Réalisateur : Martin Provost
Acteurs : Juliette Binoche, Yolande Moreau, Noémie Lvovsky, Edouard Baer,...
Distributeur : Memento Films Distribution
Budget : -
Genre : Comédie.
Nationalité : Français, Belge.
Durée : 1h49min

Synopsis :
Tenir son foyer et se plier au devoir conjugal sans moufter : c’est ce qu’enseigne avec ardeur Paulette Van Der Beck dans son école ménagère. Ses certitudes vacillent quand elle se retrouve veuve et ruinée. Est-ce le retour de son premier amour ou le vent de liberté de mai 68 ? Et si la bonne épouse devenait une femme libre ? 




Critique :



C'est peut dire que d'affirmer que le cinéma de Martin Provost est on ne peut plus singulier, le bonhomme étant capable de filmer avec la même intensité, un biopic (très) académique d'une femme de ménage/peintre visionnaire (Séraphine), un drame intime bouleversant sur une femme rongée par la culpabilité (Où va la nuit), ou encore une chronique douce-amère sur une sage-femme perturbée par le retour de la maîtresse de son défunt père (Sage Femme).
Des bandes à la qualités diverses, mais toute muées par un sentiment fort d'émancipation féminine, qui se retrouve avec encore plus d'évidence dans son dernier long en date, La Bonne Épouse, chronique catapultée à une époque pas si lointaine mais charnière - quelques temps avant la Révoution de 1968 -, et dont la caméra se pose au coeur d'une école ménagère gérée d'une main de maître par trois figures bien distinctes, trois femmes volontairement archétypales (la prof BCBG, la vieille fille cuisinière et la bonne soeur).

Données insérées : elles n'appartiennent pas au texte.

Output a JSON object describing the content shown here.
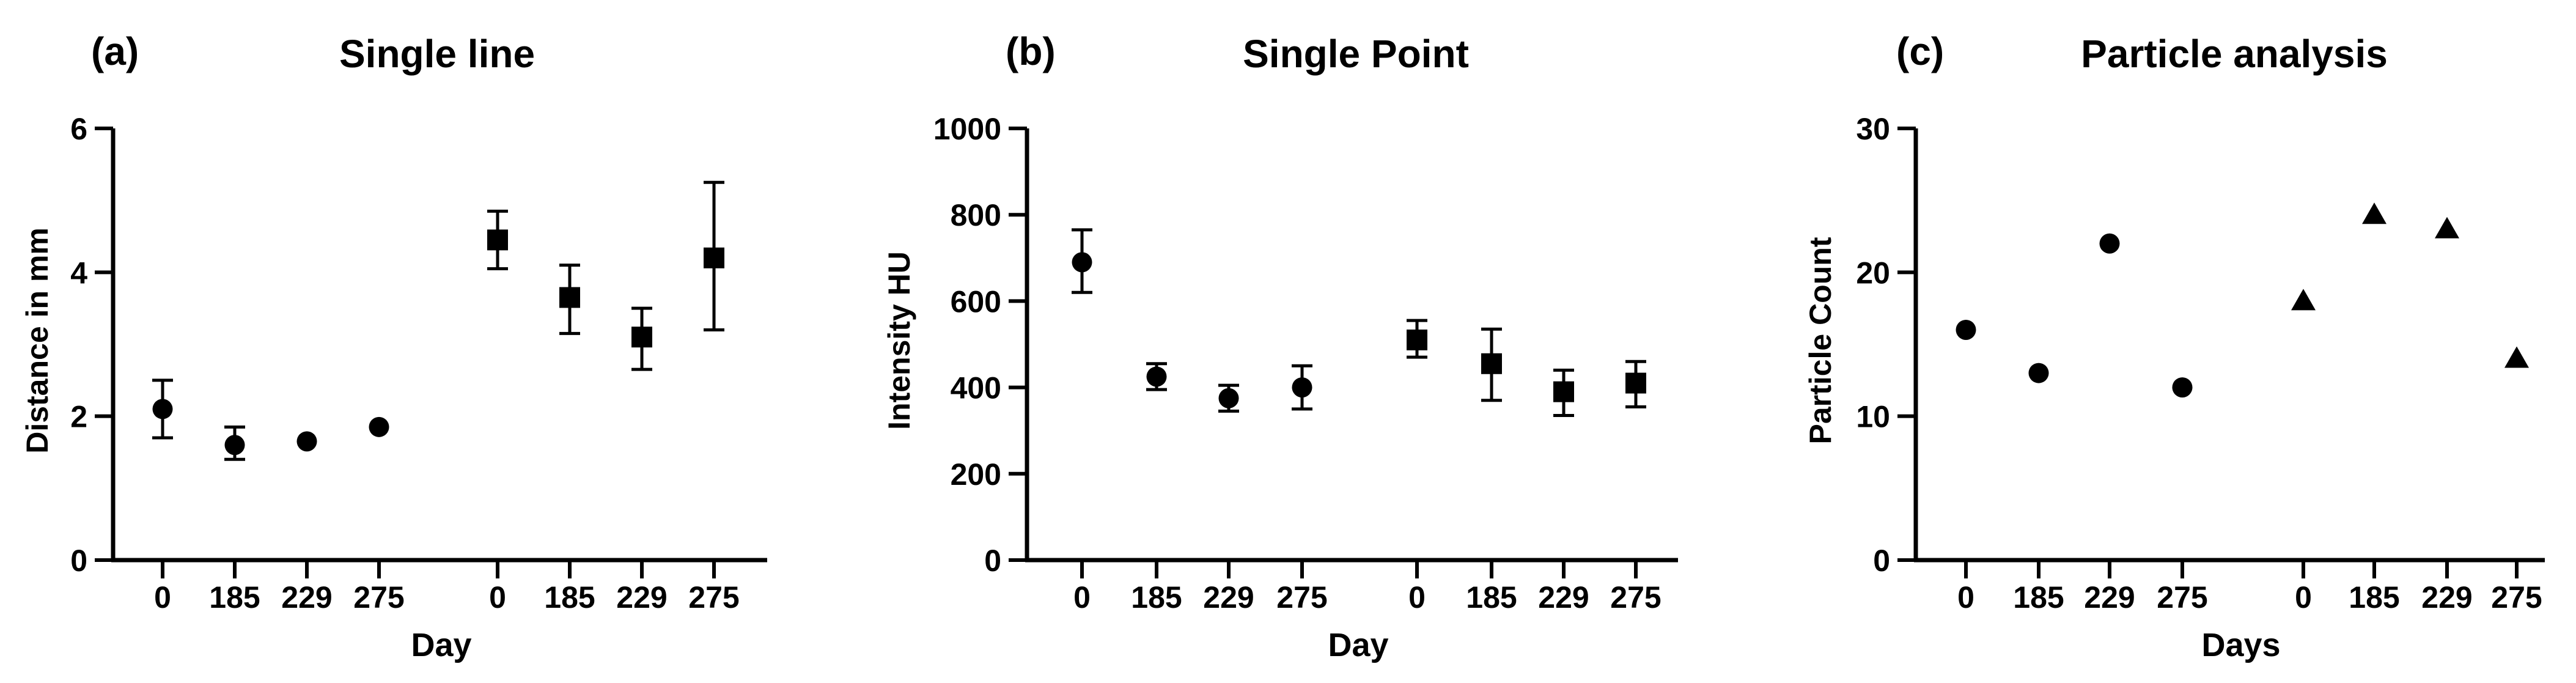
{
  "figure": {
    "background_color": "#ffffff",
    "ink_color": "#000000",
    "panel_count": 3
  },
  "chart_data": [
    {
      "type": "scatter",
      "panel_label": "(a)",
      "title": "Single line",
      "xlabel": "Day",
      "ylabel": "Distance in mm",
      "ylim": [
        0,
        6
      ],
      "yticks": [
        0,
        2,
        4,
        6
      ],
      "ytick_labels": [
        "0",
        "2",
        "4",
        "6"
      ],
      "categories": [
        "0",
        "185",
        "229",
        "275"
      ],
      "x_tick_labels": [
        "0",
        "185",
        "229",
        "275",
        "0",
        "185",
        "229",
        "275"
      ],
      "x_groups": 2,
      "grid": false,
      "legend": "none",
      "series": [
        {
          "name": "group-1-circles",
          "marker": "circle",
          "values": [
            2.1,
            1.6,
            1.65,
            1.85
          ],
          "err_high": [
            0.4,
            0.25,
            0,
            0
          ],
          "err_low": [
            0.4,
            0.2,
            0,
            0
          ]
        },
        {
          "name": "group-2-squares",
          "marker": "square",
          "values": [
            4.45,
            3.65,
            3.1,
            4.2
          ],
          "err_high": [
            0.4,
            0.45,
            0.4,
            1.05
          ],
          "err_low": [
            0.4,
            0.5,
            0.45,
            1.0
          ]
        }
      ]
    },
    {
      "type": "scatter",
      "panel_label": "(b)",
      "title": "Single Point",
      "xlabel": "Day",
      "ylabel": "Intensity HU",
      "ylim": [
        0,
        1000
      ],
      "yticks": [
        0,
        200,
        400,
        600,
        800,
        1000
      ],
      "ytick_labels": [
        "0",
        "200",
        "400",
        "600",
        "800",
        "1000"
      ],
      "categories": [
        "0",
        "185",
        "229",
        "275"
      ],
      "x_tick_labels": [
        "0",
        "185",
        "229",
        "275",
        "0",
        "185",
        "229",
        "275"
      ],
      "x_groups": 2,
      "grid": false,
      "legend": "none",
      "series": [
        {
          "name": "group-1-circles",
          "marker": "circle",
          "values": [
            690,
            425,
            375,
            400
          ],
          "err_high": [
            75,
            30,
            30,
            50
          ],
          "err_low": [
            70,
            30,
            30,
            50
          ]
        },
        {
          "name": "group-2-squares",
          "marker": "square",
          "values": [
            510,
            455,
            390,
            410
          ],
          "err_high": [
            45,
            80,
            50,
            50
          ],
          "err_low": [
            40,
            85,
            55,
            55
          ]
        }
      ]
    },
    {
      "type": "scatter",
      "panel_label": "(c)",
      "title": "Particle analysis",
      "xlabel": "Days",
      "ylabel": "Particle Count",
      "ylim": [
        0,
        30
      ],
      "yticks": [
        0,
        10,
        20,
        30
      ],
      "ytick_labels": [
        "0",
        "10",
        "20",
        "30"
      ],
      "categories": [
        "0",
        "185",
        "229",
        "275"
      ],
      "x_tick_labels": [
        "0",
        "185",
        "229",
        "275",
        "0",
        "185",
        "229",
        "275"
      ],
      "x_groups": 2,
      "grid": false,
      "legend": "none",
      "series": [
        {
          "name": "group-1-circles",
          "marker": "circle",
          "values": [
            16,
            13,
            22,
            12
          ],
          "err_high": [
            0,
            0,
            0,
            0
          ],
          "err_low": [
            0,
            0,
            0,
            0
          ]
        },
        {
          "name": "group-2-triangles",
          "marker": "triangle",
          "values": [
            18,
            24,
            23,
            14
          ],
          "err_high": [
            0,
            0,
            0,
            0
          ],
          "err_low": [
            0,
            0,
            0,
            0
          ]
        }
      ]
    }
  ]
}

Une mise en image d'un temps révolu (ses institutions ou le but premier était de former les jeunes femmes à devenir de vraies esclaves domestiques, des épouses soumises qui ne se plaignent jamais de leur condition, qui ne vivent que pour le désir de leurs époux et qui accueillent avec bonne humeur et fierté leur oubli de soi) et volontairement oublié, pour mieux démontrer avec une acuité délicieuse, qu'il n'est pas si étranger aux modèles préconçus qui gangrènent toujours autant notre société contemporaine.
Dans la plus pure tradition de ses précédents essais, mais avec une touche d'humour et d'irrévérence sensiblement plus prononcée, Provost croque une petite pépite de comédie historico-sociale profondément féministe dans sa déclaration d'amour sincère et appuyée aux femmes courageuses qui décident de modestement (et avec lucidité, car on ne révolutionne rien en un jour) redéfinir les contours du cadre dans lequel la société a tendance à vouloir les enfermersans leur consentement.
Faisant son beurre des préceptes et des coutumes d'un autre âge (qui date à peine d'un demi siècle, et dont on peinerait presque à les prendre pour une réalité, même si tel était le cas), pour mieux en grossir les traits et articuler son humour (autant via des dialogues succulents qu'un comique de situation plutôt bien amené) autour de la confrontation entre une jeune génération rebelle et une plus ancienne définitivement plus dans le rang (l'erreur ?). 
Dommage d'ailleurs que les ainés, tous campés par une galerie de comédiens au diapason et cabotinant joyeusement (Noémie Lvovsky et Yolande Moreau en tête), prennent une place prépondérante, au point de totalement éclipser ces sujets plus jeunes, véhiculant des dilemmes sociétaux importants (les mariages arangés, l'homosexualité,...).



Résolument coloré (des costumes aux décors, tout est pétillant et flatte nos rétines) et hybride, tant il vogue entre la tragicomédie débridée, la farce burlesque et la comédie musicale délurée à la lisière du documentaire, savamment rythmé et scripté (rien ne déborde, même dans son final un brin culotté); La Bonne Épouse est une vraie comédie euphorisante et énergique, dénonçant avec ferveur les aberrations d'hier pour mieux pointer celle d'aujourd'hui.
Il n'est jamais trop tard pour changer les choses, vraiment.